Even for cocaine, a drug that has been known to be notoriously hard to recover from, users in 90-plus days of treatment saw a significant improvement in their recovery outcomes: in other words, roughly three months of treatment and abstinence correlated with a big decline in relapse rates. So went the verdict of a National Evaluation of Treatment Outcomes published in the Archives of General Psychiatry.

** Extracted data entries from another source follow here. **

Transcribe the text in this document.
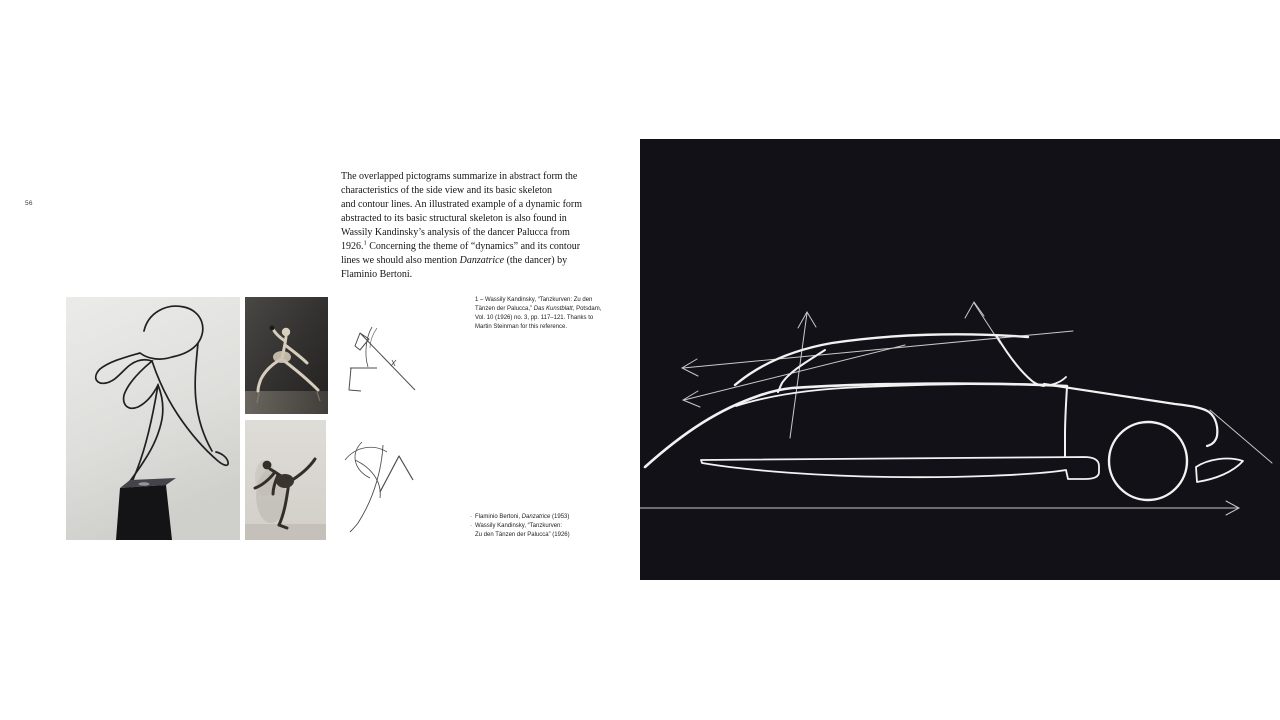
56
The overlapped pictograms summarize in abstract form the
characteristics of the side view and its basic skeleton
and contour lines. An illustrated example of a dynamic form
abstracted to its basic structural skeleton is also found in
Wassily Kandinsky’s analysis of the dancer Palucca from
1926.$^1$ Concerning the theme of “dynamics” and its contour
lines we should also mention Danzatrice (the dancer) by
Flaminio Bertoni.
1 – Wassily Kandinsky, “Tanzkurven: Zu den
Tänzen der Palucca,” Das Kunstblatt, Potsdam,
Vol. 10 (1926) no. 3, pp. 117–121. Thanks to
Martin Steinman for this reference.
· Flaminio Bertoni, Danzatrice (1953)
· Wassily Kandinsky, “Tanzkurven:
Zu den Tänzen der Palucca” (1926)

Like cocaine abuse, dual diagnosis can present its own very real challenges to those affected by addiction, for whom long-term recovery is the goal. A lesser-told story, however, is how relatively early the benefits of treatment kick in—even for those with the co-existing diagnosis of a severe mental disorder like schizophrenia or bipolar disorder. A 2009 study in the Journal of Consulting & Clinical Psychology tracked the clinical outcomes of 228 alcoholics in treatment with a co-occurring disorder of schizophrenia or bipolar disorder. At the six-month follow-up mark, 144 of them (63%) had “good clinical outcomes.” The researchers defined a “good clinical outcome” as the absence of heavy drinking and negative, drinking-related consequences.
Similar findings, which point to the relatively quick pay-offs of treatment for recovery, emerged in an earlier study. There, too, a majority of clients with a dual diagnosis reportedly were “good clinical responders” as early as the 26th week following cessation of alcohol use and the onset of treatment.